Although Secure Tropos is still in research and it is difficult to develop a CASE tool for a methodology that is still in research, the i* modelling framework has been out for some years and a number of related CASE tools were developed to support it. OME [6], OpenOME [7], REDEPEND-REACT [8], TAOM4e [9], GR-Tool [10], T-Tool [9], ST-Tool [11], J-PRiM [12], jUCMNav [13], SNet Tool [14], and DesCARTES [15] are some examples of such tools.
The aforementioned tools, although they were developed for different ultimate purposes, they all provide support for the i* modelling framework, which is the modelling framework that was adopted by Secure Tropos as well. But, Secure Tropos introduces new concepts that none of the previous tools enables their graphical representation, i.e. security constraint, secure goal, secure plan, secure resource, and secure capability. Also, the previous tools don't provide support for the modelling activities that Secure Tropos introduces, i.e. security constraint modelling, secure entities modelling, and secure capability modelling.

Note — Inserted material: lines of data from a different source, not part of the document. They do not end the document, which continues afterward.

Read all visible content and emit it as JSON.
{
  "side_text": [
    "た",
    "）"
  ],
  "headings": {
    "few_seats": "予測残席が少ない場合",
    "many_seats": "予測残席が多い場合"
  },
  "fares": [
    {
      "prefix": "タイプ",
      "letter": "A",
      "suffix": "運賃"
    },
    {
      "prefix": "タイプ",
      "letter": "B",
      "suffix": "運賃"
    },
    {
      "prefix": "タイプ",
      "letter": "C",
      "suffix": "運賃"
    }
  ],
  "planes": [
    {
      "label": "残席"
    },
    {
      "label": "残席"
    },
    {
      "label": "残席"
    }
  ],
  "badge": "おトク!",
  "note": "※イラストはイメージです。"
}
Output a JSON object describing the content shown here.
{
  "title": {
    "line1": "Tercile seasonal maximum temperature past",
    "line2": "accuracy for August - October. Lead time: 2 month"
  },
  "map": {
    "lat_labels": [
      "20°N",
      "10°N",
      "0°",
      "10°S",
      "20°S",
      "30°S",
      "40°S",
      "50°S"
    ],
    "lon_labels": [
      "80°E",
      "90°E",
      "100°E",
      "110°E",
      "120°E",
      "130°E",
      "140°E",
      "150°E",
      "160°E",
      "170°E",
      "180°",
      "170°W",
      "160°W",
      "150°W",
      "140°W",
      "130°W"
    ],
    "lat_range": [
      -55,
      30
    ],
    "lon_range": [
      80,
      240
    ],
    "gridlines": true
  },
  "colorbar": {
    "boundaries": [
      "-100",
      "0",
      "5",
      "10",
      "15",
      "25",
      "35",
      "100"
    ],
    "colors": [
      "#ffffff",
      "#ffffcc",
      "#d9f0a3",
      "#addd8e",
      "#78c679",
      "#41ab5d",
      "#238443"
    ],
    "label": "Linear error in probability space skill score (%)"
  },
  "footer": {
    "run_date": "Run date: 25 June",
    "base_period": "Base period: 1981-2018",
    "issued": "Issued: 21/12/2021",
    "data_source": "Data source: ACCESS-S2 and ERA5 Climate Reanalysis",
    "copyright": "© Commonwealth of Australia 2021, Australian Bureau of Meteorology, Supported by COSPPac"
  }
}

So, despite the fact that experienced users with Secure Tropos can make conventions and use the previous tools to construct single diagrams; these tools are not adequate to support the Secure Tropos methodology.
The tool supports the developers in the modelling activities of the early and late requirements and architectural design stages of Secure Tropos by assisting them in the construction of the relevant concepts and models that are required during the new modelling activities. Its user-friendly interface makes it easy to use and assists security analysts who are not familiar with the methodology, by providing them with information about the methodology concepts, stages, and metamodels. Also, it enforces rules and constraints and provides valuable feedback on various actions of the developers in an interactive way. The tool has already been used by the students of university of East London to model and analyse security issues of a real industry case study. However, the tool does not support the modelling activities of the detailed design stage and we consider this as future work. In addition, future work includes the extension of the XML Schema in order to validate more models of the methodology.